11. Due nuove parole per il vocabolario dell’epoca
editorialista
di irene soave

Un verbo da imparare: niksen. Olandese per «non fare nulla». Bighellonare sulla spiaggia di Scheveningen, all’Aia, di fronte al Mare del Nord così freddo da non contemplare di bagnarsi quasi mai. Ricaricare le batterie. Il termine è olandese, e si è conquistato qualche articolo di giornale come il termine danese hygge o lo svedese lagoem: parole scandinave che raccontano di un modo di vivere più umano. Oggi torna in voga nell’Olanda del burnout: è il Paese europeo a sentire di più il peso della pandemia di stress lavoro-correlato, con il 90% della popolazione che dice, in un recente sondaggio, di averlo esperito. Colpa anche della cultura calvinista del lavoro come virtù, nata non troppo lontano. La soluzione: niksen. Bighellonare. Un verbo rivoluzionario, di cui oggi scrive il Guardian. Qualche osservatore potrebbe riferirlo anche al centrista Pieter Omtzigt, leader del «Nuovo Partito di Centro» nato per le elezioni di novembre come formazione di puri e rigorosi, allergici alle pastette e agli scandali del precedente governo Rutte. Dopo due mesi con un piede dentro e uno fuori, Omtzigt ha dichiarato definitivamente che non parteciperà al governo di Geert Wilders, ex paria della politica uscito vincitore dal voto di quest’autunno. La decisione di fondare il suo Nuovo Partito di Centro, oggi ago della bilancia governativa, gli è venuta anni fa proprio dopo un brutto burnout: aveva portato alla luce lo scandalo dei sussidi statali richiesti indietro ai bisognosi sulla base di un algoritmo razzista e mentre il torto era stato sanato la politica non glielo aveva perdonato, isolandolo nella maggioranza parlamentare. Oggi lo stesso impulso etico gli ordina di non fare nulla, e lasciare che il governo più di destra della storia del Paese si formi senza di lui. Niksen.

imageAl centro, il leader del Nuovo Partito di centro dei Paesi Bassi Pieter Omtzigt (Epa)

Un sostantivo di cui prendere atto: «entshittification», cioè, più o meno, «merdificazione». La usa il giornalista e blogger canadese Cory Doctorow, oggi, sul Financial Times: per descrivere il modo in cui tutto, nella nostra epoca, sembra andare in m... . A partire dall’esempio dei social network, e precisamente di Facebook: internet è stato colonizzato dalle piattaforme, argomenta Doctorow, e queste piattaforme, che sono il modo principale con cui noi oggi stiamo online, si stanno degradando in modo rapido e completo.

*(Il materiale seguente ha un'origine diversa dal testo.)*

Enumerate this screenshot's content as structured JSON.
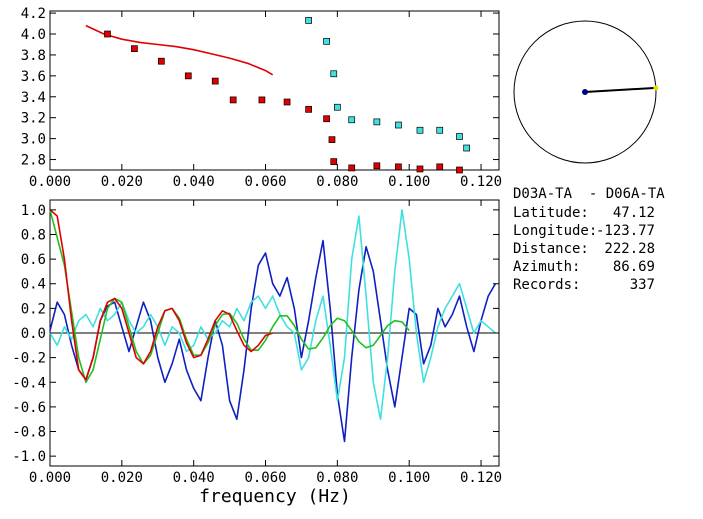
{
  "chart_data": [
    {
      "type": "scatter",
      "title": "",
      "xlabel": "",
      "ylabel": "",
      "xlim": [
        0.0,
        0.125
      ],
      "ylim": [
        2.7,
        4.22
      ],
      "x_ticks": [
        "0.000",
        "0.020",
        "0.040",
        "0.060",
        "0.080",
        "0.100",
        "0.120"
      ],
      "y_ticks": [
        "2.8",
        "3.0",
        "3.2",
        "3.4",
        "3.6",
        "3.8",
        "4.0",
        "4.2"
      ],
      "grid": false,
      "series": [
        {
          "kind": "line",
          "color": "#e00000",
          "x": [
            0.01,
            0.015,
            0.02,
            0.025,
            0.03,
            0.035,
            0.04,
            0.045,
            0.05,
            0.055,
            0.06,
            0.062
          ],
          "y": [
            4.08,
            4.0,
            3.95,
            3.92,
            3.9,
            3.88,
            3.85,
            3.81,
            3.77,
            3.72,
            3.65,
            3.61
          ]
        },
        {
          "kind": "markers",
          "color": "#e00000",
          "x": [
            0.016,
            0.0235,
            0.031,
            0.0385,
            0.046,
            0.051,
            0.059,
            0.066,
            0.072,
            0.077,
            0.0785,
            0.079,
            0.084,
            0.091,
            0.097,
            0.103,
            0.1085,
            0.114
          ],
          "y": [
            4.0,
            3.86,
            3.74,
            3.6,
            3.55,
            3.37,
            3.37,
            3.35,
            3.28,
            3.19,
            2.99,
            2.78,
            2.72,
            2.74,
            2.73,
            2.71,
            2.73,
            2.7
          ]
        },
        {
          "kind": "markers",
          "color": "#40e0e0",
          "x": [
            0.072,
            0.077,
            0.079,
            0.08,
            0.084,
            0.091,
            0.097,
            0.103,
            0.1085,
            0.114,
            0.116
          ],
          "y": [
            4.13,
            3.93,
            3.62,
            3.3,
            3.18,
            3.16,
            3.13,
            3.08,
            3.08,
            3.02,
            2.91
          ]
        }
      ]
    },
    {
      "type": "line",
      "title": "",
      "xlabel": "frequency (Hz)",
      "ylabel": "",
      "xlim": [
        0.0,
        0.125
      ],
      "ylim": [
        -1.08,
        1.08
      ],
      "x_ticks": [
        "0.000",
        "0.020",
        "0.040",
        "0.060",
        "0.080",
        "0.100",
        "0.120"
      ],
      "y_ticks": [
        "1.0",
        "0.8",
        "0.6",
        "0.4",
        "0.2",
        "0.0",
        "-0.2",
        "-0.4",
        "-0.6",
        "-0.8",
        "-1.0"
      ],
      "grid": false,
      "zero_line": true,
      "series": [
        {
          "color": "#1020c0",
          "x": [
            0.0,
            0.002,
            0.004,
            0.006,
            0.008,
            0.01,
            0.012,
            0.014,
            0.016,
            0.018,
            0.02,
            0.022,
            0.024,
            0.026,
            0.028,
            0.03,
            0.032,
            0.034,
            0.036,
            0.038,
            0.04,
            0.042,
            0.044,
            0.046,
            0.048,
            0.05,
            0.052,
            0.054,
            0.056,
            0.058,
            0.06,
            0.062,
            0.064,
            0.066,
            0.068,
            0.07,
            0.072,
            0.074,
            0.076,
            0.078,
            0.08,
            0.082,
            0.084,
            0.086,
            0.088,
            0.09,
            0.092,
            0.094,
            0.096,
            0.098,
            0.1,
            0.102,
            0.104,
            0.106,
            0.108,
            0.11,
            0.112,
            0.114,
            0.116,
            0.118,
            0.12,
            0.122,
            0.124
          ],
          "y": [
            0.02,
            0.25,
            0.15,
            -0.1,
            -0.3,
            -0.38,
            -0.2,
            0.1,
            0.22,
            0.25,
            0.05,
            -0.15,
            0.05,
            0.25,
            0.1,
            -0.2,
            -0.4,
            -0.25,
            -0.05,
            -0.3,
            -0.45,
            -0.55,
            -0.2,
            0.1,
            -0.1,
            -0.55,
            -0.7,
            -0.3,
            0.2,
            0.55,
            0.65,
            0.4,
            0.3,
            0.45,
            0.2,
            -0.2,
            0.1,
            0.45,
            0.75,
            0.2,
            -0.5,
            -0.88,
            -0.2,
            0.35,
            0.7,
            0.5,
            0.1,
            -0.3,
            -0.6,
            -0.2,
            0.2,
            0.15,
            -0.25,
            -0.1,
            0.2,
            0.05,
            0.15,
            0.3,
            0.05,
            -0.15,
            0.1,
            0.3,
            0.4
          ]
        },
        {
          "color": "#40e0e0",
          "x": [
            0.0,
            0.002,
            0.004,
            0.006,
            0.008,
            0.01,
            0.012,
            0.014,
            0.016,
            0.018,
            0.02,
            0.022,
            0.024,
            0.026,
            0.028,
            0.03,
            0.032,
            0.034,
            0.036,
            0.038,
            0.04,
            0.042,
            0.044,
            0.046,
            0.048,
            0.05,
            0.052,
            0.054,
            0.056,
            0.058,
            0.06,
            0.062,
            0.064,
            0.066,
            0.068,
            0.07,
            0.072,
            0.074,
            0.076,
            0.078,
            0.08,
            0.082,
            0.084,
            0.086,
            0.088,
            0.09,
            0.092,
            0.094,
            0.096,
            0.098,
            0.1,
            0.102,
            0.104,
            0.106,
            0.108,
            0.11,
            0.112,
            0.114,
            0.116,
            0.118,
            0.12,
            0.122,
            0.124
          ],
          "y": [
            0.0,
            -0.1,
            0.05,
            -0.05,
            0.1,
            0.15,
            0.05,
            0.2,
            0.1,
            0.15,
            0.25,
            0.1,
            0.0,
            0.05,
            0.15,
            0.05,
            -0.1,
            0.05,
            0.0,
            -0.15,
            -0.1,
            0.05,
            -0.05,
            0.0,
            0.1,
            0.05,
            0.2,
            0.1,
            0.25,
            0.3,
            0.2,
            0.3,
            0.15,
            0.05,
            0.0,
            -0.3,
            -0.2,
            0.1,
            0.3,
            -0.1,
            -0.55,
            -0.2,
            0.6,
            0.95,
            0.3,
            -0.4,
            -0.7,
            -0.2,
            0.5,
            1.0,
            0.6,
            0.0,
            -0.4,
            -0.2,
            0.05,
            0.2,
            0.3,
            0.4,
            0.2,
            0.0,
            0.1,
            0.05,
            0.0
          ]
        },
        {
          "color": "#20c020",
          "x": [
            0.0,
            0.004,
            0.008,
            0.01,
            0.012,
            0.014,
            0.016,
            0.018,
            0.02,
            0.022,
            0.024,
            0.026,
            0.028,
            0.03,
            0.032,
            0.034,
            0.036,
            0.038,
            0.04,
            0.042,
            0.044,
            0.046,
            0.048,
            0.05,
            0.052,
            0.054,
            0.056,
            0.058,
            0.06,
            0.062,
            0.064,
            0.066,
            0.068,
            0.07,
            0.072,
            0.074,
            0.076,
            0.078,
            0.08,
            0.082,
            0.084,
            0.086,
            0.088,
            0.09,
            0.092,
            0.094,
            0.096,
            0.098,
            0.1
          ],
          "y": [
            1.0,
            0.55,
            -0.2,
            -0.4,
            -0.3,
            -0.05,
            0.2,
            0.28,
            0.25,
            0.05,
            -0.15,
            -0.25,
            -0.18,
            0.0,
            0.18,
            0.2,
            0.12,
            -0.05,
            -0.18,
            -0.18,
            -0.08,
            0.06,
            0.15,
            0.16,
            0.08,
            -0.05,
            -0.14,
            -0.14,
            -0.06,
            0.05,
            0.14,
            0.14,
            0.06,
            -0.05,
            -0.13,
            -0.12,
            -0.04,
            0.06,
            0.12,
            0.1,
            0.02,
            -0.07,
            -0.12,
            -0.1,
            -0.02,
            0.06,
            0.1,
            0.09,
            0.02
          ]
        },
        {
          "color": "#e00000",
          "x": [
            0.0,
            0.002,
            0.004,
            0.006,
            0.008,
            0.01,
            0.012,
            0.014,
            0.016,
            0.018,
            0.02,
            0.022,
            0.024,
            0.026,
            0.028,
            0.03,
            0.032,
            0.034,
            0.036,
            0.038,
            0.04,
            0.042,
            0.044,
            0.046,
            0.048,
            0.05,
            0.052,
            0.054,
            0.056,
            0.058,
            0.06,
            0.062
          ],
          "y": [
            1.0,
            0.95,
            0.6,
            0.1,
            -0.3,
            -0.38,
            -0.2,
            0.1,
            0.25,
            0.28,
            0.2,
            0.0,
            -0.2,
            -0.25,
            -0.15,
            0.05,
            0.18,
            0.2,
            0.1,
            -0.08,
            -0.2,
            -0.18,
            -0.05,
            0.1,
            0.18,
            0.15,
            0.02,
            -0.1,
            -0.15,
            -0.1,
            -0.02,
            0.0
          ]
        }
      ]
    }
  ],
  "polar": {
    "azimuth_deg": 86.69,
    "distance_fraction": 1.0,
    "center_color": "#000080",
    "end_color": "#e0e000"
  },
  "info": {
    "station_pair": "D03A-TA  - D06A-TA",
    "rows": [
      {
        "label": "Latitude:",
        "value": "47.12"
      },
      {
        "label": "Longitude:",
        "value": "-123.77"
      },
      {
        "label": "Distance:",
        "value": "222.28"
      },
      {
        "label": "Azimuth:",
        "value": "86.69"
      },
      {
        "label": "Records:",
        "value": "337"
      }
    ]
  }
}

Diventando «m...». Facebook è solo la prima: prima, scrive Doctorow, ha offerto agli utenti un nuovo servizio positivo, poi li ha sfruttati e ha abusato dei loro dati e diritti a beneficio di un altro tipo di cliente, cioè le aziende. Infine ha sfruttato le aziende. E ora, così, è diventato irrilevante. Succede a tutto, in quest’epoca, e soprattutto alle piattaforme internet. Cosa possiamo farci? Nella migliore delle ipotesi, usare il verbo di prima. Niksen: non fare niente. Più spesso che no, è una forma di resistenza.

Grazie per averci letto anche oggi, a domani!